The submission deadline is August 30th, 2024, 23:59 AoE and the submission link https://openreview.net/group?id=NeurIPS.cc/2024/Workshop/????.
Topics
We welcome submissions related to any aspect of backdoor research, including but not limited to:
- what happens when generative AI models train on AI-generated or AI-curated data?
- theoretical guarantees
- empirical descriptions
- stability
- how can we mitigate the negative effects of AI self-consumption?
- detection and removal of harmful synthetic data
- new, less harmful, ways of training on synthetic data
- self-improvement: improving generative AI models with self-synthesized data
- synthetic data accumulation
- synthetic data correction
- how will AI self-consumption impact society? examples include:
- LLMs in search engines training and finding AI-generated data
- AI model collapse and creativity
The workshop will employ a double-blind review process. Each submission will be evaluated based on the following criteria:
- Soundness of the methodology
- Relevance to the workshop
- Societal impacts
We only consider submissions that haven’t been published yet in any peer-reviewed venue, including the NeurIPS 2024 conference. We allow dual submissions with other workshops or conferences. The workshop is non-archival and will not have any official proceedings. All accepted papers will be allocated either a poster presentation or a talk slot.
Important Dates
- Submission deadline: August 30th, 2024, 23:59 Anywhere on Earth (AoE)
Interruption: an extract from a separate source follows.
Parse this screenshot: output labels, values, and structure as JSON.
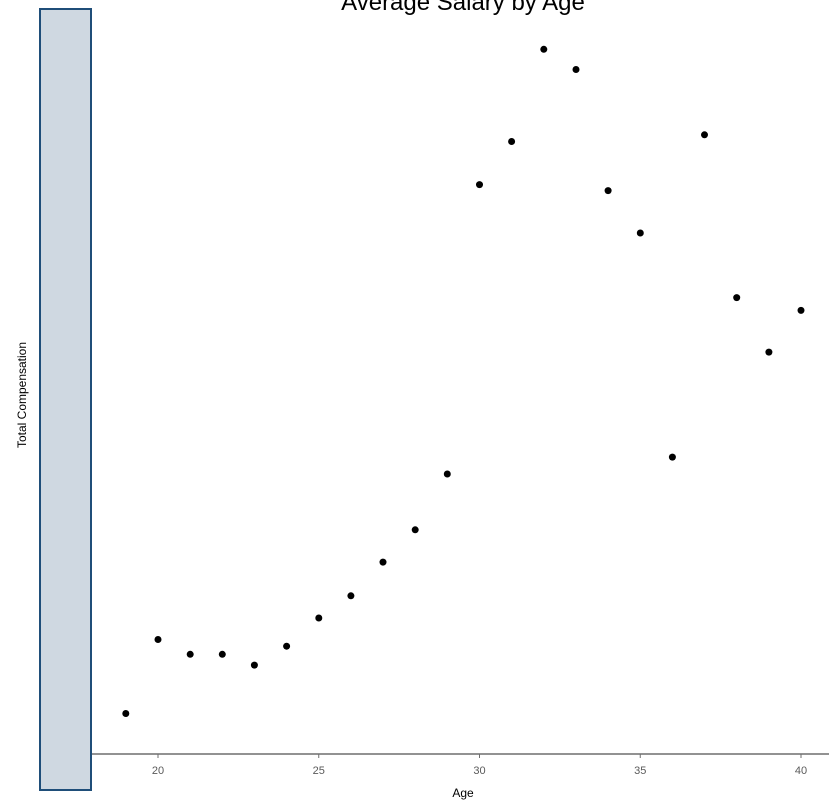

- Author notification: September 30th, 2024
- Camera-ready deadline: December 1st, 2024, 23:59 Anywhere on Earth (AoE)
- Workshop date: December 14th or 15th, 2023 (Full-day Event)
Submission Instructions
Papers should be submitted to OpenReview: https://openreview.net/group?id=NeurIPS.cc/2024/Workshop/????
Submitted papers should have up to 6 pages (excluding references, acknowledgments, or appendices). Please use the NeurIPS submission template provided at https://neurips.cc/Conferences/2024/CallForPapers. Submissions must be anonymous following NeurIPS double-blind reviewing guidelines, NeurIPS Code of Conduct, and Code of Ethics. Accepted papers will be hosted on the workshop website but are considered non-archival and can be submitted to other workshops, conferences, or journals if their submission policy allows.